Hanik Milligan

No. 31, 37
- Positions: Safety, special teamer

Personal information
- Born: November 3, 1979 (age 46) St. Croix, U.S. Virgin Islands
- Listed height: 6 ft 3 in (1.91 m)
- Listed weight: 200 lb (91 kg)

Career information
- High school: Coconut Creek (Coconut Creek, Florida)
- College: Houston
- NFL draft: 2003: 6th round, 188th overall pick

Career history
- San Diego Chargers (2003−2005); Arizona Cardinals (2006); St. Louis Rams (2007);

Awards and highlights
- All-Pro (2005); Pro Bowl (2005); 2× All-Conference USA (2001, 2002);

Career NFL statistics
- Total tackles: 58
- Fumble recoveries: 1
- Pass deflections: 2
- Stats at Pro Football Reference

= Hanik Milligan =

U.S. Virgin Islands gridiron football player (born 1979)

Hanik Alphonse Milligan (born November 3, 1979) is an American former professional football player who was a safety for five seasons in the National Football League (NFL).

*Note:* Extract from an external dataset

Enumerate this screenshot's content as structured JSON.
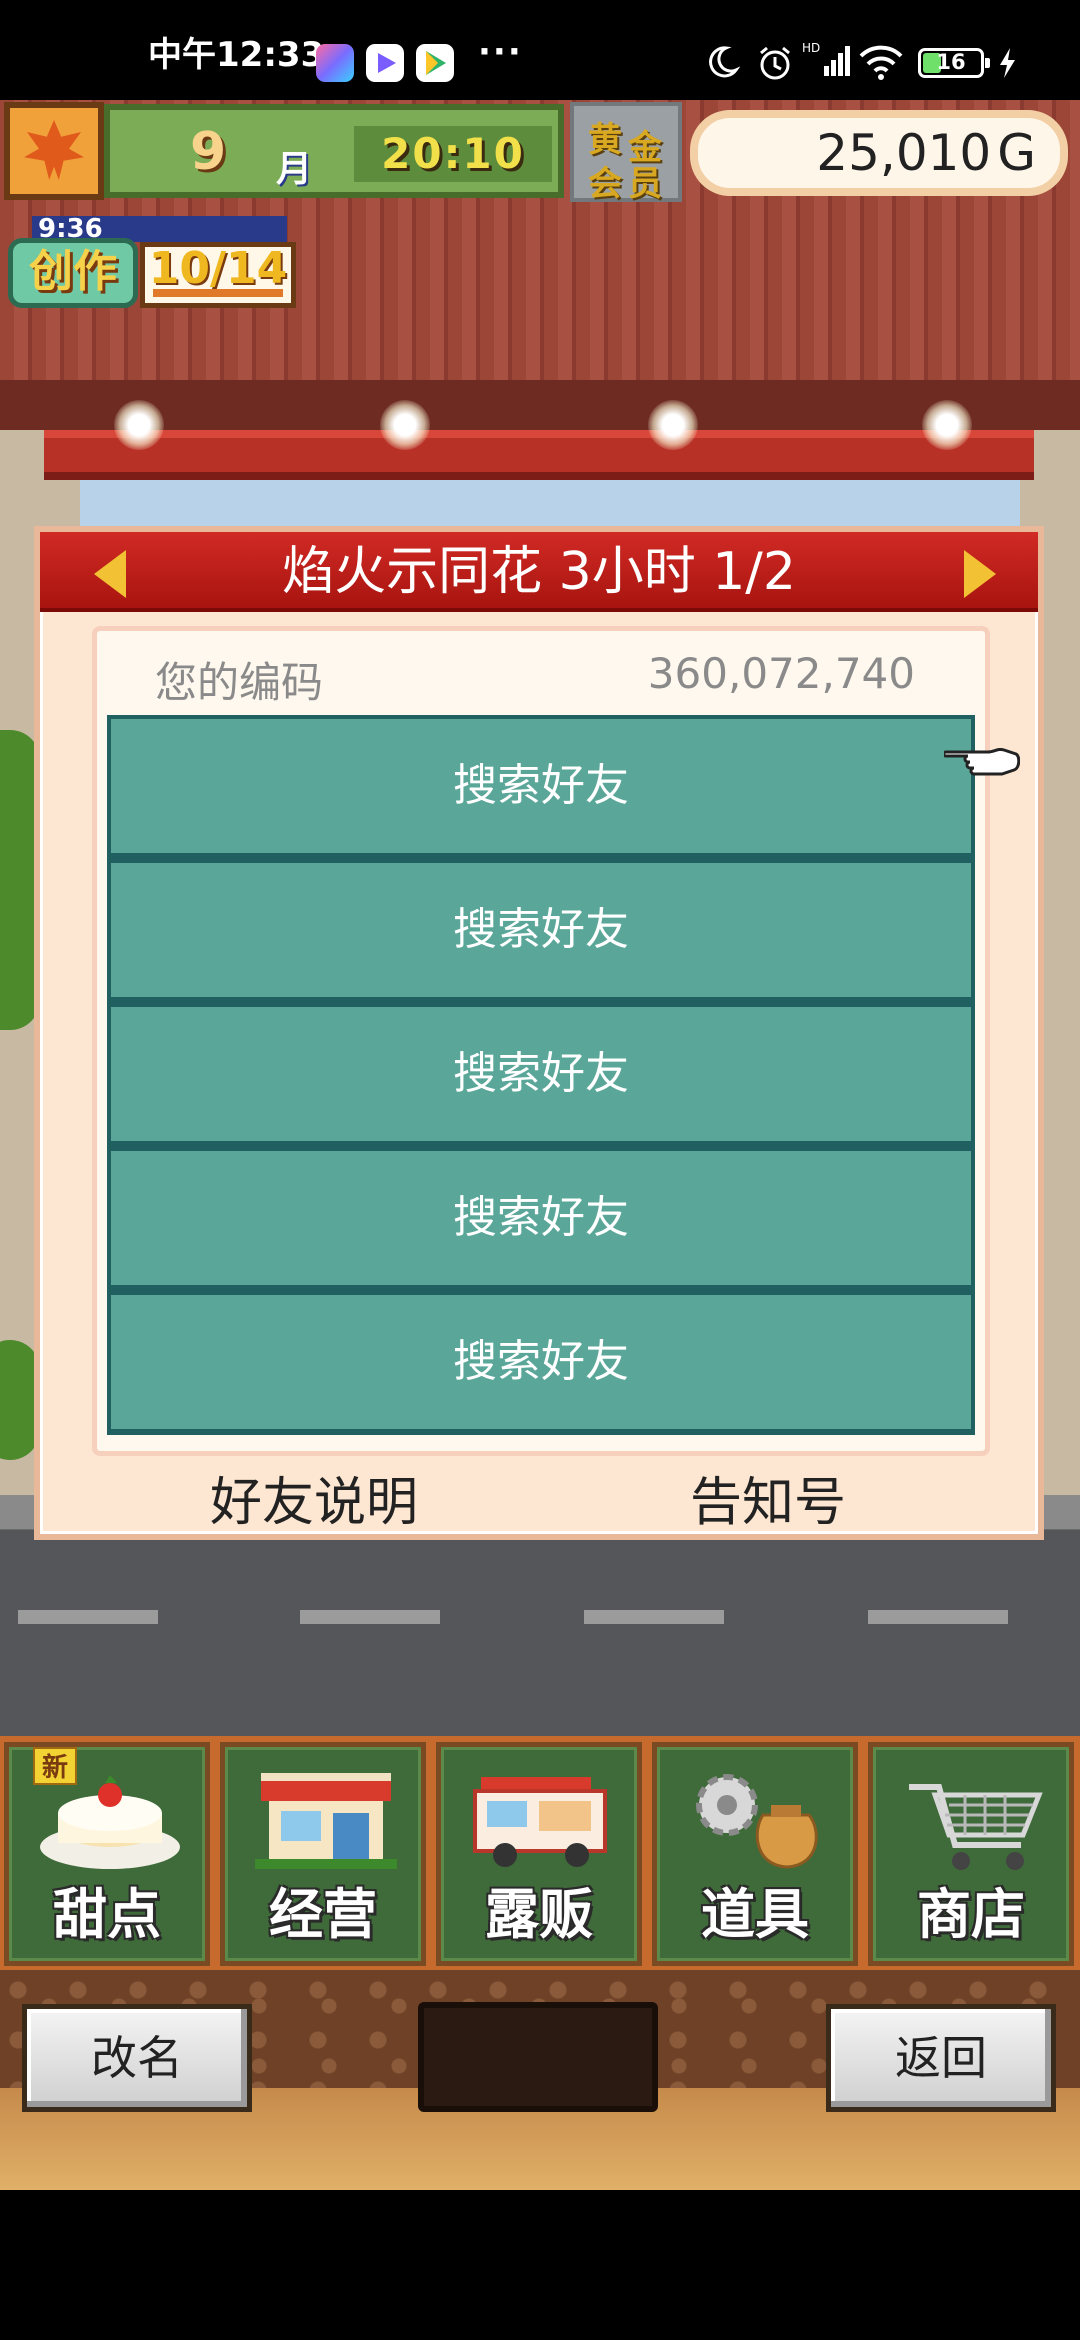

He played college football for the Houston Cougars. He was selected by the San Diego Chargers in the sixth round of the 2003 NFL draft. In 2005, Milligan earned a Pro Bowl selection for his work on special teams with the Chargers.

==Early life==
Milligan attended Coconut Creek High School in Coconut Creek, Florida and was a letterman in football. He was named the football team's Defensive MVP and selected for All-County. Milligan graduated from Coconut Creek High School in 1997.

==College career==
Milligan's college career started at Garden City Community College in 1998 where he redshirted in his freshman year. Milligan left Garden City for Iowa Central Community College in 1999 and where he posted 128 tackles, 21.5 sacks (a school record), and six blocked kicks during his tenure. Finally, Milligan went to the University of Houston where he was a two-time All-Conference USA selection and left the school as the third all-time leading tackler with 408 career stops.

==Professional career==
Milligan was drafted in the sixth-round (pick 188 overall) by the San Diego Chargers in 2003. Milligan missed his rookie season due to a pectoral injury he suffered in pre-season. Milligan bounced back the next year and recorded 19 tackles (16 solo) on special teams. He was named to the 2006 Pro Bowl, for his play the next season but despite this, San Diego released him at the season's end. The Arizona Cardinals picked him up the next day, but released him on August 27, 2007, at the end of the 2007 preseason.

Milligan was considered one of the best special teams players in the league. His dominant play on special teams has earned him the nickname "Burdman".

===NFL statistics===

| Year | Team | GP | COMB | TOTAL | AST | SACK | FF | FR | FR YDS | INT | IR YDS | AVG IR | LNG | TD | PD |
|---|---|---|---|---|---|---|---|---|---|---|---|---|---|---|---|
| 2004 | SD | 14 | 19 | 16 | 3 | 0.0 | 0 | 0 | 0 | 0 | 0 | 0 | 0 | 0 | 1 |
| 2005 | SD | 16 | 20 | 13 | 7 | 0.0 | 0 | 0 | 0 | 0 | 0 | 0 | 0 | 0 | 0 |
| 2006 | ARI | 16 | 15 | 13 | 2 | 0.0 | 0 | 0 | 0 | 0 | 0 | 0 | 0 | 0 | 1 |
| 2007 | STL | 7 | 3 | 3 | 0 | 0.0 | 0 | 0 | 0 | 0 | 0 | 0 | 0 | 0 | 0 |
| Career |  | 53 | 57 | 45 | 12 | 0.0 | 0 | 0 | 0 | 0 | 0 | 0 | 0 | 0 | 2 |

==Personal life==
He is the younger brother of former Arena Football League player Hamin Milligan.